“What a twist!”
Dario Argento. George A. Romero. Lucio Fulci. Sam Raimi. John Carpenter. M. Night Shyamalan. All of these names have become synonymous with the horror/thriller movie genres, but one of them is not like the others. One of them just doesn’t belong. The films created by this “man” are as silly and stupid as his last name, yet for some reason have struck a chord with young fright fans of today. He recently ruined a wonderful cartoon that airs on Nickelodeon, though you’d have to pay me a hefty sum to watch his film adaptation. Let’s give this chowder-head prick the honor he deserves, for he has earned it many times over. Your Prick of the Month is none other than M. Night Shamamalamadingdong.
I know it’s been a while since our last POTM, so I figured I’d choose a doozy for you. The very sight of this guy makes me want to reach through the screen and clock him one. Every single one of his movies should be used in film school to teach the directors of tomorrow what NOT to do. He has this stupid fixation with out-of-left-field endings that do nothing but move my bowels in ways I don’t expect or appreciate. Take SIGNS for instance. Aliens come down to terrorize Mel Gibson, Joaquin Phoenix, Abigail Breslin, and a Culkin kid on their farmland property in Moonshine, USA. Shamwow teases the audience throughout the film with brief images of creatures streaking through the corn-field, monsters crashing a birthday party, and an invasion that you can only hear. God forbid we see rampaging space-men rip through the heart-land like a tornado from hell. That might actually be entertaining, and we all know Manoj (yes that’s what the M stands for) won’t give us something that cool.
Here’s the twist. Water, that amazing elixir of life, is what kills the aliens. Now I’m not the smartest man on Earth (in fact I’m quite positive I’m not), but know that if you were cruising the cosmos looking for a planet to fuck with you wouldn’t choose one that’s riddled with the stuff that will destroy you. That’s about as cleaver an ending I’ve seen since The Happening, and The Happening SUCKED!

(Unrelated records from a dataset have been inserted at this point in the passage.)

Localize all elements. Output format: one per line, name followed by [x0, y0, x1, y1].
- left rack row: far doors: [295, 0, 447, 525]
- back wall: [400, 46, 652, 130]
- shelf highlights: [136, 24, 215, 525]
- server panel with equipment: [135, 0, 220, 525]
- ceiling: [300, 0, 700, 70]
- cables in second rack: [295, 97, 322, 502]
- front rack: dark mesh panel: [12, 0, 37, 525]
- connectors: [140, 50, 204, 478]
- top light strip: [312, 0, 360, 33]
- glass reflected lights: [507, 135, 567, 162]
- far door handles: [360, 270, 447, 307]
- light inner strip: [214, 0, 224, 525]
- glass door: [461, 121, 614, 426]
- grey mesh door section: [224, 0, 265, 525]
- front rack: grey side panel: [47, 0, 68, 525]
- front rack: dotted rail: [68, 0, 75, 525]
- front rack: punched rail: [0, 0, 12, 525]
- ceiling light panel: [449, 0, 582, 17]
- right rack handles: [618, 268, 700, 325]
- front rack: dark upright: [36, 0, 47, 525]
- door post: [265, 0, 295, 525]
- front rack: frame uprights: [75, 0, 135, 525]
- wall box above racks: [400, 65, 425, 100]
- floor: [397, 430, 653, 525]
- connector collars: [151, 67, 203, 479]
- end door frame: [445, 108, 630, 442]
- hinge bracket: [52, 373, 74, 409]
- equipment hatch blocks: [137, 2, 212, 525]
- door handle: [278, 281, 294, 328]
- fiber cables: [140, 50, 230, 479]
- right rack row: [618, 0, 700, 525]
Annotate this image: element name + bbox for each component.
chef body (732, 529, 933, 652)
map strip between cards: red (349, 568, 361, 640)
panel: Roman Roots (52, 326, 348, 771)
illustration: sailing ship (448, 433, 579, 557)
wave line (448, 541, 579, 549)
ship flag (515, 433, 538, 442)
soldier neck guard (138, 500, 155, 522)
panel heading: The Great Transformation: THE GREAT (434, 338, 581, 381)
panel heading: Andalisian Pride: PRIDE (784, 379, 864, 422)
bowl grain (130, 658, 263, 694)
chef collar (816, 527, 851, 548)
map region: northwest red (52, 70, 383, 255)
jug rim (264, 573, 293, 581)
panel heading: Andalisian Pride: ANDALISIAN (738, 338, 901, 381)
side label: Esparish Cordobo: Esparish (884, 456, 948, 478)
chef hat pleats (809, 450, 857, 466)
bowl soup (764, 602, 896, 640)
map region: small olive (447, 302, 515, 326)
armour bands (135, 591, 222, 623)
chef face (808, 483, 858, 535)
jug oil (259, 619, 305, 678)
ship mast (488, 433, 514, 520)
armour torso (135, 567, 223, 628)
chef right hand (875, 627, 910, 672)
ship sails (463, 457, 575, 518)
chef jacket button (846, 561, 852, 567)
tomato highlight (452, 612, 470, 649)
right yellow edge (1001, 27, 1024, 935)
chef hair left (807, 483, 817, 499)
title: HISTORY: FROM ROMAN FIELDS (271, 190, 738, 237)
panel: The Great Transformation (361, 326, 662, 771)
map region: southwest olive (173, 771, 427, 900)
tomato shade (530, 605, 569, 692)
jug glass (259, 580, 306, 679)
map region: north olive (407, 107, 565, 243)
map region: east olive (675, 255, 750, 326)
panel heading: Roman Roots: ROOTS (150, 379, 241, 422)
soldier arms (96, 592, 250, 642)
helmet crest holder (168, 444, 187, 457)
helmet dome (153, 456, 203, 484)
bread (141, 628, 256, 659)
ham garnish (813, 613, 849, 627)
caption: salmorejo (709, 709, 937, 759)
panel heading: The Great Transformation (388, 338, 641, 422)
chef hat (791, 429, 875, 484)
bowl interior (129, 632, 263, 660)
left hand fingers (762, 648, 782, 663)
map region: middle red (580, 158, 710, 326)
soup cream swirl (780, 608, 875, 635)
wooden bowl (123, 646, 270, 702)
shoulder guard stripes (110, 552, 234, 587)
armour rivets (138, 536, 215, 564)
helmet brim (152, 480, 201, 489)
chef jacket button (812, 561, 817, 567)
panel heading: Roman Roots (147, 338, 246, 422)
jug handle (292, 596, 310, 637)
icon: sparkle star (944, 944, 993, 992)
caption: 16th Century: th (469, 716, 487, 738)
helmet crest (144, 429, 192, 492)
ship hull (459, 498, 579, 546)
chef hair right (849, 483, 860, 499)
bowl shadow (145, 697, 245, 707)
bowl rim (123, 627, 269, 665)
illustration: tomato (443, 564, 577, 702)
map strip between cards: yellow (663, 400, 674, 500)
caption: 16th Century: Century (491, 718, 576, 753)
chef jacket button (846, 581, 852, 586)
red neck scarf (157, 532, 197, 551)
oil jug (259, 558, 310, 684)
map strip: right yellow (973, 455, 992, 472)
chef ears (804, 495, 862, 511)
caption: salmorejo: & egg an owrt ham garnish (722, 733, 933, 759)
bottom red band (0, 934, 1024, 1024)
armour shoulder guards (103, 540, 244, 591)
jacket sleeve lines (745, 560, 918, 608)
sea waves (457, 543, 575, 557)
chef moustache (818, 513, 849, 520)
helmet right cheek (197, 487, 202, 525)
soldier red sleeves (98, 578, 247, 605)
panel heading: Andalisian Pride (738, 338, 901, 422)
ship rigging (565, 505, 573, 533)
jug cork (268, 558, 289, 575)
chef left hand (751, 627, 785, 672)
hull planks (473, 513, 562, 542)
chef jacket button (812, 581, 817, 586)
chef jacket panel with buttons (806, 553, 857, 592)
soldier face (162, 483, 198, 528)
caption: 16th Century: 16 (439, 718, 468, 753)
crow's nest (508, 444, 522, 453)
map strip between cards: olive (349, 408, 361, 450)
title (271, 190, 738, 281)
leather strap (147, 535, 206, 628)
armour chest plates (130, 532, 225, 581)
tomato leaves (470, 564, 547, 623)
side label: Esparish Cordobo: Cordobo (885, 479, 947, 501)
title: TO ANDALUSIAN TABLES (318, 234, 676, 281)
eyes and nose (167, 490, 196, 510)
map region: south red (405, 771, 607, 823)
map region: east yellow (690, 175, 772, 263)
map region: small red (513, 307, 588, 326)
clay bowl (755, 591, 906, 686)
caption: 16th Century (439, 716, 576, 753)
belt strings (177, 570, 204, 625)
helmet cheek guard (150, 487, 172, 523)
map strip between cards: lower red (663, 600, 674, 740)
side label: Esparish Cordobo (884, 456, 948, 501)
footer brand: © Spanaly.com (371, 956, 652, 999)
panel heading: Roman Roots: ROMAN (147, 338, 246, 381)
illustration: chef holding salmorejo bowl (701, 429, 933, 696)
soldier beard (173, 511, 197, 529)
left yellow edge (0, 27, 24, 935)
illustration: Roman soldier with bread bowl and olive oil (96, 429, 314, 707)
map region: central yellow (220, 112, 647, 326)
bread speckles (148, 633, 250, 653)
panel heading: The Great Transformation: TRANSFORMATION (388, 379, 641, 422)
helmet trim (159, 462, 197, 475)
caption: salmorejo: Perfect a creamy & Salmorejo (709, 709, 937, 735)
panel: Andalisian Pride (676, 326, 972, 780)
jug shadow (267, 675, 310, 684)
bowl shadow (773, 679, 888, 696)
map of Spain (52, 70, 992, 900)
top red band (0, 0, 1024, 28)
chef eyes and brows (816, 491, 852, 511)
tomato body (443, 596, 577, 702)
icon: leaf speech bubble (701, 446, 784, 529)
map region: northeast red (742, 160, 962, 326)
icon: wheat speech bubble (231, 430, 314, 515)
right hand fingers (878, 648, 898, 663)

Overly promoted as Shyaboopadoop’s first R rated movie, The Happening is about Marky Mark Wahlberg running away from tree pollen. That’s the movie. Tree pollen makes people want to kill themselves. Run for the hills, everyone! Please. My toenail fungus is more terrifying.
There’s one other thing that M. Night Shitpants does that calls for a world class ball-tag. This man loves himself so damn much that it’s not enough for him to be directing a film. Oh no. The fucker has to give himself a cameo in EVERY FUCKING FILM HE MAKES! Sweet Aphrodite’s areolas, Batman! At least Peter Jackson is cleaver about putting his flabby face in his films. I didn’t even know he was in each Lord of the Rings film until after I watched the bonus stuff. Hell, he’s practically unrecognizable in The Frighteners.
M. Night Scat-cat is like that overly popular guy in high school. You know that guy: captain of the football team, baseball team, wrestling team, and cheer leading squad; such an attention whore that he joins the drama club so everyone will praise him as the lead in the senior class production of Grease. What a monumental douche-bag.
I’m going to end this the only way I know how: M. Night Shyamalan…EAT A BOWL OF FUCK!